Recipe: Summer Antipasto Pasta Salad
Do you have a potluck coming up? Did you volunteer to bring a side? Are you still deciding what to bring? Did you wait until the last minute? Well we’ve got good news for you! Here’s a great idea for a side that’s delicious, easy (there’s only 2 steps!!!), and kidney-friendly.

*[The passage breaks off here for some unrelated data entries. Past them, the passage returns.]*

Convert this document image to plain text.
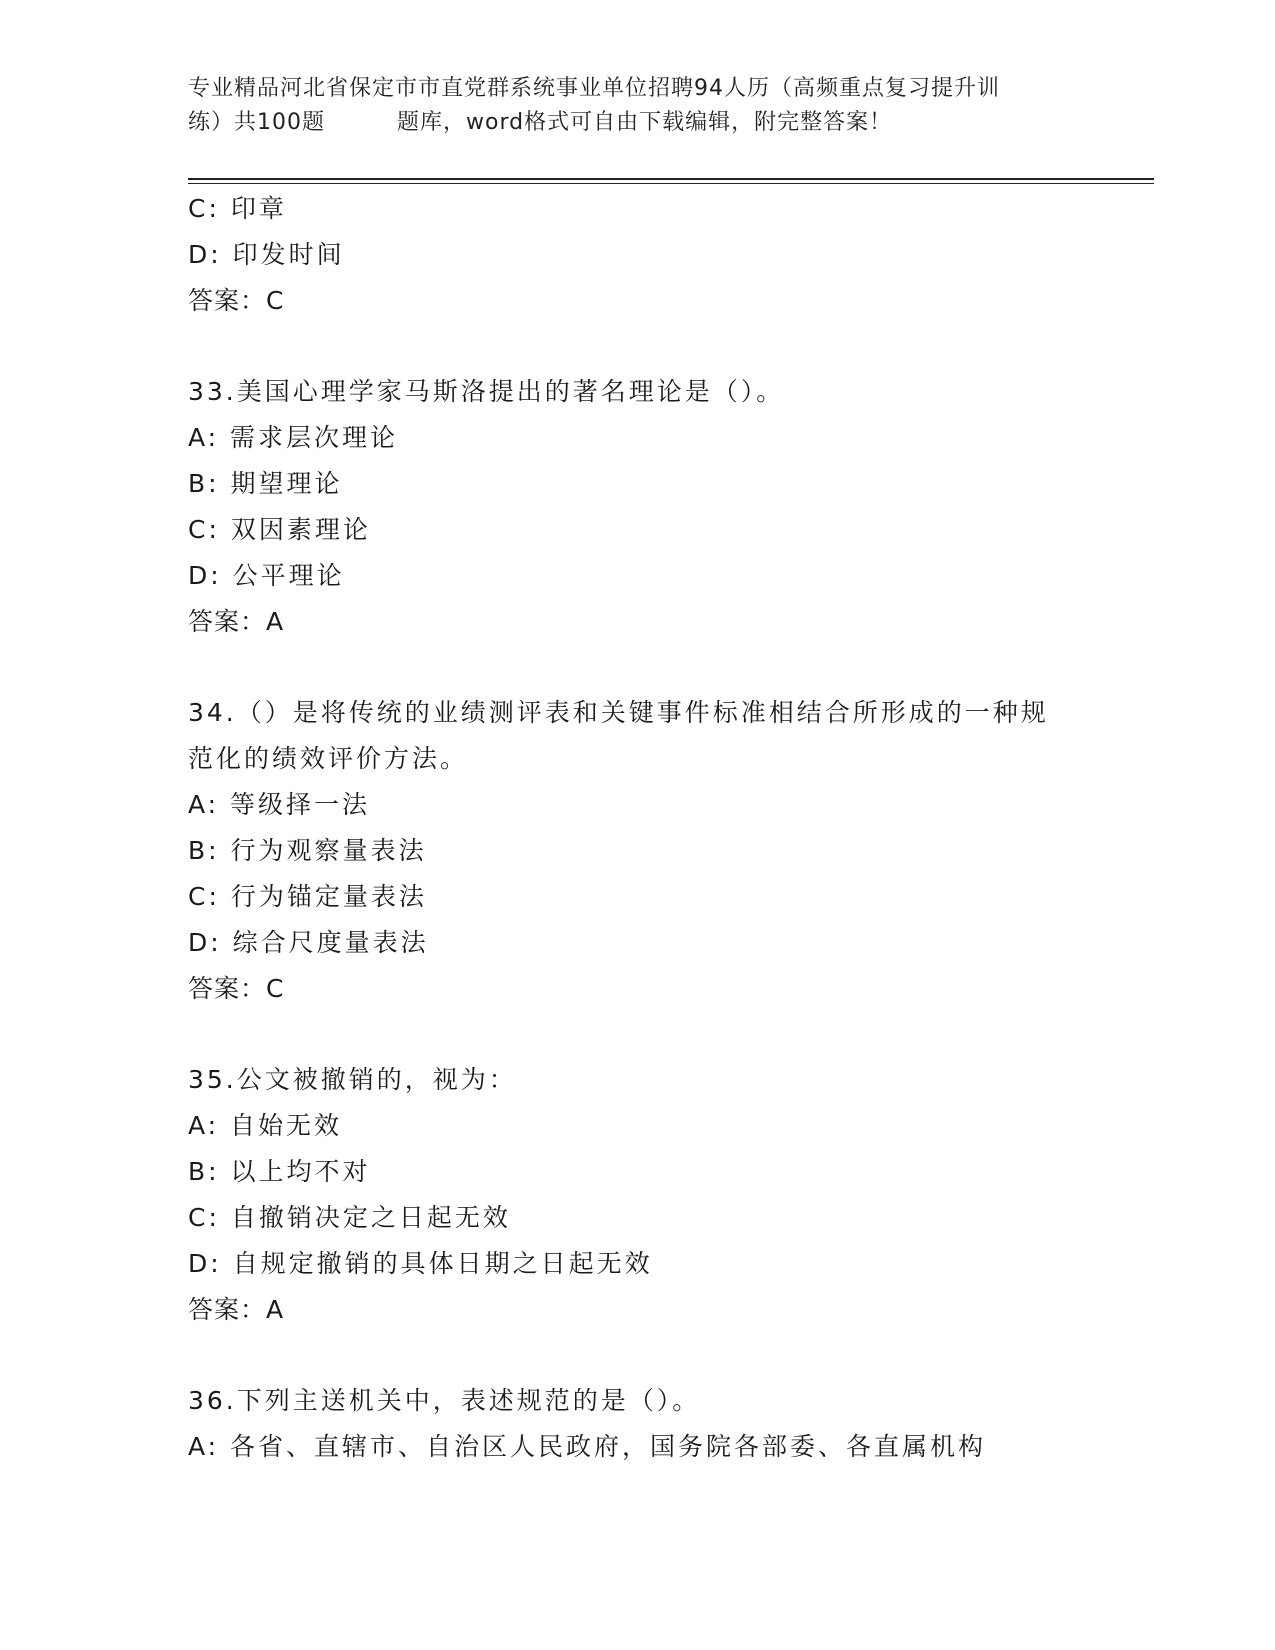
专业精品河北省保定市市直党群系统事业单位招聘94人历（高频重点复习提升训
练）共100题	题库，word格式可自由下载编辑，附完整答案！
C: 印章
D: 印发时间
答案：C
33.美国心理学家马斯洛提出的著名理论是（）。
A: 需求层次理论
B: 期望理论
C: 双因素理论
D: 公平理论
答案：A
34.（）是将传统的业绩测评表和关键事件标准相结合所形成的一种规
范化的绩效评价方法。
A: 等级择一法
B: 行为观察量表法
C: 行为锚定量表法
D: 综合尺度量表法
答案：C
35.公文被撤销的，视为：
A: 自始无效
B: 以上均不对
C: 自撤销决定之日起无效
D: 自规定撤销的具体日期之日起无效
答案：A
36.下列主送机关中，表述规范的是（）。
A: 各省、直辖市、自治区人民政府，国务院各部委、各直属机构
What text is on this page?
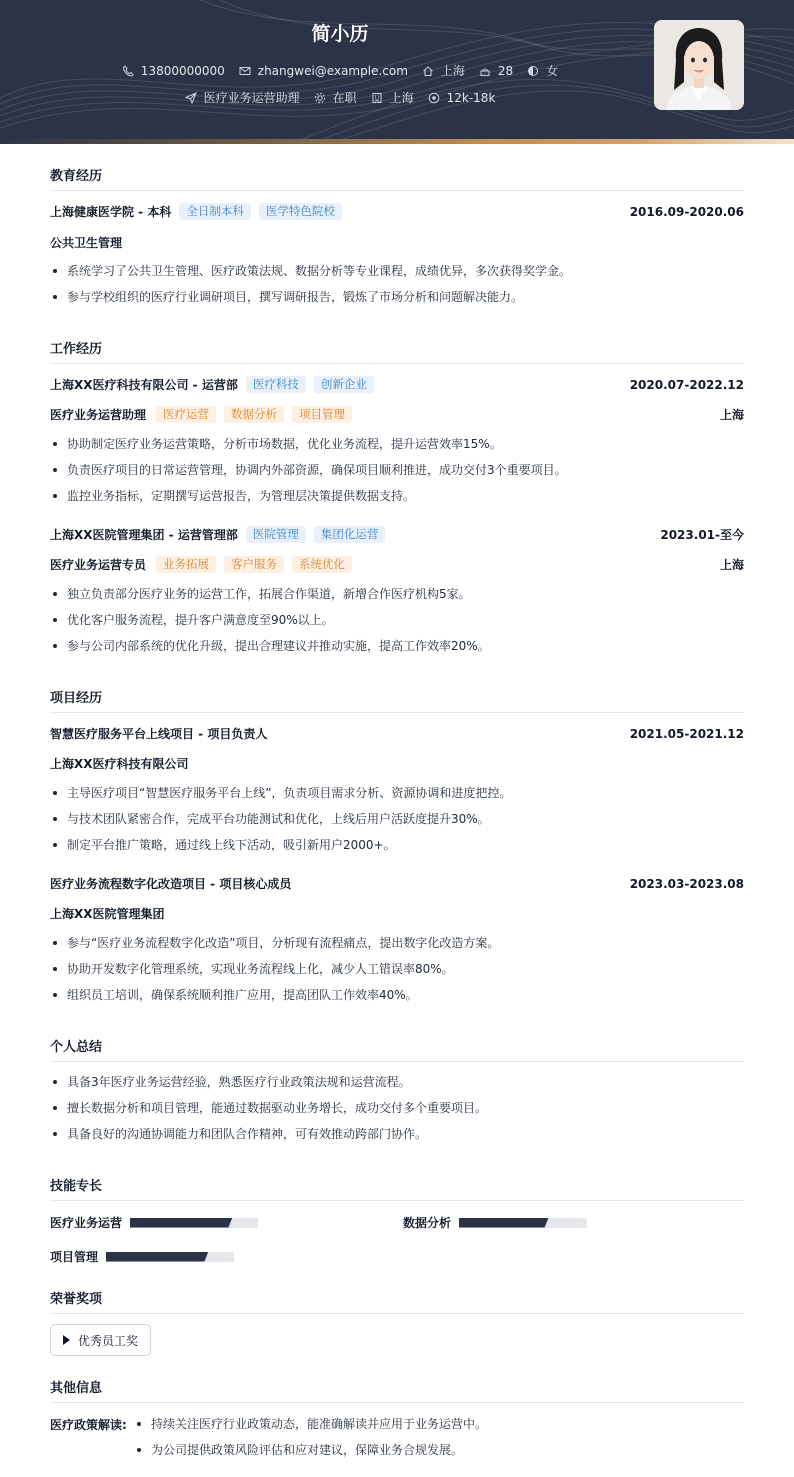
简小历
13800000000	zhangwei@example.com	上海	28	女
医疗业务运营助理	在职	上海	12k-18k
教育经历
上海健康医学院 - 本科	全日制本科	医学特色院校	2016.09-2020.06
公共卫生管理
系统学习了公共卫生管理、医疗政策法规、数据分析等专业课程，成绩优异，多次获得奖学金。
参与学校组织的医疗行业调研项目，撰写调研报告，锻炼了市场分析和问题解决能力。
工作经历
上海XX医疗科技有限公司 - 运营部	医疗科技	创新企业	2020.07-2022.12
医疗业务运营助理	医疗运营	数据分析	项目管理	上海
协助制定医疗业务运营策略，分析市场数据，优化业务流程，提升运营效率15%。
负责医疗项目的日常运营管理，协调内外部资源，确保项目顺利推进，成功交付3个重要项目。
监控业务指标，定期撰写运营报告，为管理层决策提供数据支持。
上海XX医院管理集团 - 运营管理部	医院管理	集团化运营	2023.01-至今
医疗业务运营专员	业务拓展	客户服务	系统优化	上海
独立负责部分医疗业务的运营工作，拓展合作渠道，新增合作医疗机构5家。
优化客户服务流程，提升客户满意度至90%以上。
参与公司内部系统的优化升级，提出合理建议并推动实施，提高工作效率20%。
项目经历
智慧医疗服务平台上线项目 - 项目负责人	2021.05-2021.12
上海XX医疗科技有限公司
主导医疗项目“智慧医疗服务平台上线”，负责项目需求分析、资源协调和进度把控。
与技术团队紧密合作，完成平台功能测试和优化，上线后用户活跃度提升30%。
制定平台推广策略，通过线上线下活动，吸引新用户2000+。
医疗业务流程数字化改造项目 - 项目核心成员	2023.03-2023.08
上海XX医院管理集团
参与“医疗业务流程数字化改造”项目，分析现有流程痛点，提出数字化改造方案。
协助开发数字化管理系统，实现业务流程线上化，减少人工错误率80%。
组织员工培训，确保系统顺利推广应用，提高团队工作效率40%。
个人总结
具备3年医疗业务运营经验，熟悉医疗行业政策法规和运营流程。
擅长数据分析和项目管理，能通过数据驱动业务增长，成功交付多个重要项目。
具备良好的沟通协调能力和团队合作精神，可有效推动跨部门协作。
技能专长
医疗业务运营	数据分析
项目管理
荣誉奖项
优秀员工奖
其他信息
医疗政策解读:	持续关注医疗行业政策动态，能准确解读并应用于业务运营中。
为公司提供政策风险评估和应对建议，保障业务合规发展。
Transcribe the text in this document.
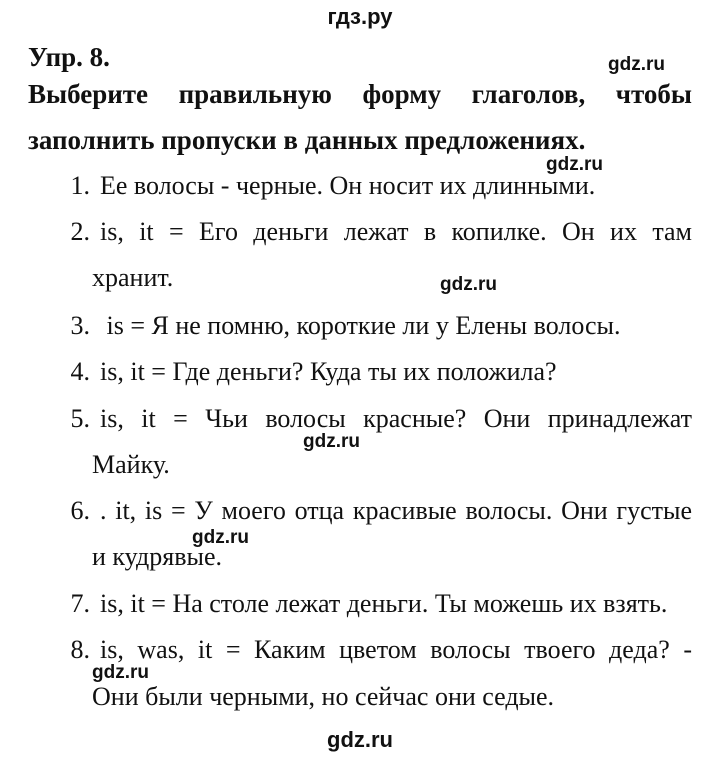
гдз.ру
Упр. 8.	gdz.ru
Выберите правильную форму глаголов, чтобы
заполнить пропуски в данных предложениях.
gdz.ru
1. Ее волосы - черные. Он носит их длинными.
2. is, it = Его деньги лежат в копилке. Он их там
хранит.	gdz.ru
3. is = Я не помню, короткие ли у Елены волосы.
4. is, it = Где деньги? Куда ты их положила?
5. is, it = Чьи волосы красные? Они принадлежат
gdz.ru
Майку.
6. . it, is = У моего отца красивые волосы. Они густые
gdz.ru
и кудрявые.
7. is, it = На столе лежат деньги. Ты можешь их взять.
8. is, was, it = Каким цветом волосы твоего деда? -
gdz.ru
Они были черными, но сейчас они седые.
gdz.ru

Let’s make an Antipasto Pasta Salad.
Servings: 8, 1 cup servings (Diabetics count as: 1 meat serving, 4 fat servings, 2 starch servings)
Calories: 405; Cholesterol: 35 mg; Carbohydrates: 27 g; Potassium: 160 mg; Calcium: 205 mg; Fat: 23 g; Sodium: 275 mg; Protein: 10 g; Phosphorous: 280 g; Fiber: 0 g
Source: Creative Kidney Cooking for the Whole Family, by Rebekah Engain, RD
- 16 oz. rotini pasta (cooked in unsalted boiling water)
- ½ lb. chicken breast (cooked and cubed)
- ¼ lb. parmesan cheese cubed
- 2 pepperoncini peppers or other pickled pepper
- 1/3 cup fresh basil (chopped or chiffonade)
- 1 cup red wine vinegar
- ¼ cup basil extra virgin olive oil
- ½ cup garlic extra virgin olive oil
- ¼ cup plain extra virgin olive oil
- ¼ teaspoon black pepper
- Mix all ingredients in a large bowl.
- Cover and refrigerate at least one hour before serving.
- Optional step 3: Bring to potluck and impress everyone!